On January 7, 2010, the Company issued options to purchase 245,000 shares of common stock of the Company at $0.50 per share as part of an employment agreement with our Chief Financial Officer.  The option vests at 2.78% per month over a 36 month period.  The option expires 7 years from the date of grant.
 
On January 8, 2010, the Company issued 5,000 shares of its common stock for cash at a price of $0.50 per share.  The Company recorded proceeds for this issuance of $2,500.
 
During the first quarter, the Company sold an additional common stock subscription unit consisting of 450,000 shares and a warrant to purchase an additional 450,000 shares.  The subscription unit was sold at a price of $0.50 per share, with a net proceeds to the company of $225,000.

The Company has also issued warrants to purchase 500,000 shares of common stock at $0.50 per share to a director of the Company as compensation for services rendered in connection with the reverse merger and financing consented to by a majority of the stockholders of the Company.

On May 14, 2010, the Company completed its reverse merger transaction with Trist Holdings, Inc. (“Trist”). Effective as of the closing, Z&Z became a wholly-owned subsidiary of Trist and changed its name to AtheroNova Operations, Inc. As a result of the closing, the business operations of Z&Z will comprise Trist's principal business operations going forward. Immediately after the closing of the merger, Trist closed a capital raise transaction through the placement of $1.5 million in 2.5% Senior Secured Convertible Notes which mature 4 years after issuance. Interest on the Convertible Notes, which will accrue at the rate of 2.5% per year, is not payable until maturity or conversion, and is payable in cash or common stock. Also, Trist has changed its name to AtheroNova Inc. to more accurately reflect the company's emphasis in the healthcare market and anticipates that the company will begin trading under a new symbol on the OTC Bulletin Board in the coming days.

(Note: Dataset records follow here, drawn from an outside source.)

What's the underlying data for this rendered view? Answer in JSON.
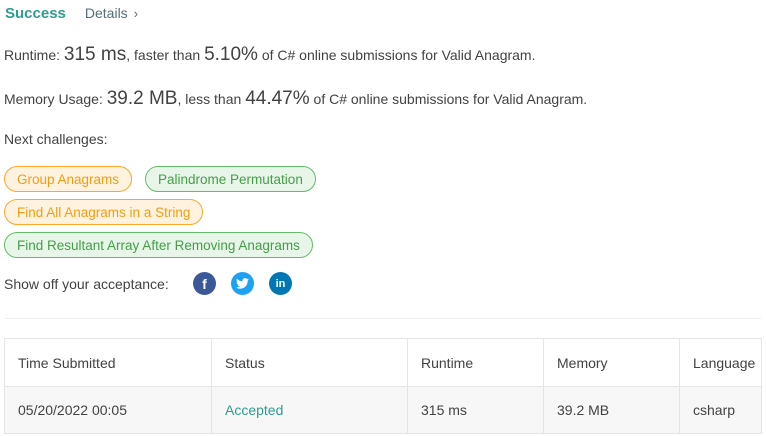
{
  "header": {
    "status": "Success",
    "details_label": "Details"
  },
  "runtime": {
    "label": "Runtime:",
    "value": "315 ms",
    "comparison": ", faster than",
    "percent": "5.10%",
    "suffix": "of C# online submissions for Valid Anagram."
  },
  "memory": {
    "label": "Memory Usage:",
    "value": "39.2 MB",
    "comparison": ", less than",
    "percent": "44.47%",
    "suffix": "of C# online submissions for Valid Anagram."
  },
  "next_challenges": {
    "label": "Next challenges:",
    "items": [
      {
        "label": "Group Anagrams",
        "difficulty_color": "orange"
      },
      {
        "label": "Palindrome Permutation",
        "difficulty_color": "green"
      },
      {
        "label": "Find All Anagrams in a String",
        "difficulty_color": "orange"
      },
      {
        "label": "Find Resultant Array After Removing Anagrams",
        "difficulty_color": "green"
      }
    ]
  },
  "share": {
    "label": "Show off your acceptance:",
    "icons": [
      "facebook-icon",
      "twitter-icon",
      "linkedin-icon"
    ]
  },
  "submissions": {
    "headers": [
      "Time Submitted",
      "Status",
      "Runtime",
      "Memory",
      "Language"
    ],
    "rows": [
      {
        "time": "05/20/2022 00:05",
        "status": "Accepted",
        "runtime": "315 ms",
        "memory": "39.2 MB",
        "language": "csharp"
      }
    ]
  },
  "colors": {
    "success": "#2d9d8f",
    "medium_challenge": "#ffa726",
    "easy_challenge": "#66bb6a",
    "facebook": "#3b5998",
    "twitter": "#1da1f2",
    "linkedin": "#0077b5"
  }
}
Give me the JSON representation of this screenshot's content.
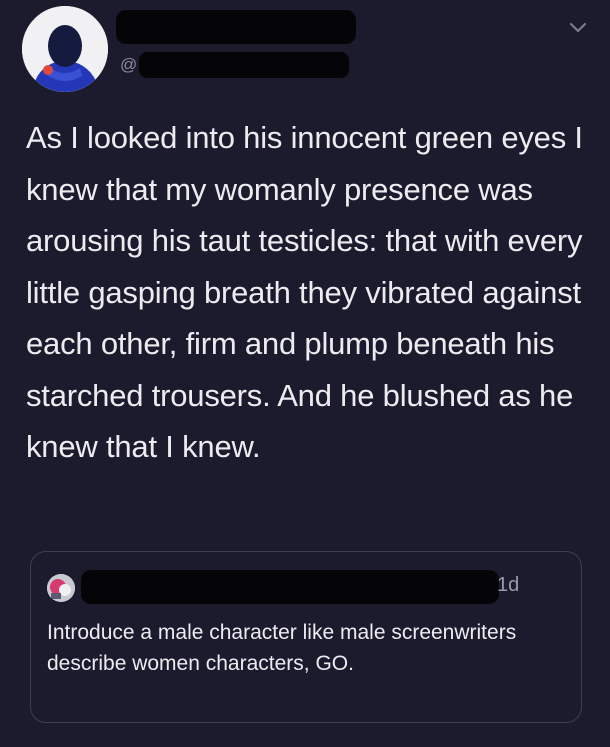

At the closing, pursuant to the terms of the Merger Agreement dated March 26, 2010, by and among Trist, Z&Z and Z&Z Merger Corp., all of the outstanding shares, warrants and options of Z&Z were exchanged for shares of, and warrants and options to purchase, Trist's Super-Voting Common Stock. Each share of Trist's Super-Voting Common Stock will automatically convert into 50 shares (on a pre-reverse split basis) of Trist's Common Stock upon the consummation of a 200-for-1 reverse split of Trist's Common Stock. As a result of the merger, Z&Z stockholders own 88,575,048 shares of Trist's Super-Voting Common Stock (22,143,763 shares of Trist's Common Stock on a post-reverse split basis), or approximately 97.6% of the total shares outstanding.
 
The Convertible Notes are convertible into 3,817,594 shares of common stock (on a post-reverse split basis), excluding accrued interest, which may also be paid in stock. If held to maturity and all accrued interest is paid in common stock an additional 381,759 shares would be issued. The purchasers of the Convertible Notes also received Warrants to purchase another 1,908,797 shares of common stock (on a post-reverse split basis) at an exercise price of $0.39 per share (on a post-reverse split basis). The shares of Trist's Common Stock issuable upon conversion (excluding the conversion of accrued interest) and exercise of the Notes and Warrants represent approximately 17.6% of the Company's outstanding capital stock as of the closing of the capital raise transaction on a fully-diluted basis.
 
As a result of the merger and the capital raise transaction, Z&Z stockholders own 80.8% of Trist's fully-diluted Common Stock, Trist stockholders immediately prior to the merger own 1.6% of Trist's fully-diluted Common Stock and the holders of Convertible Notes and Warrants issued in the capital raise transaction own 17.6% of Trist's fully-diluted Common Stock.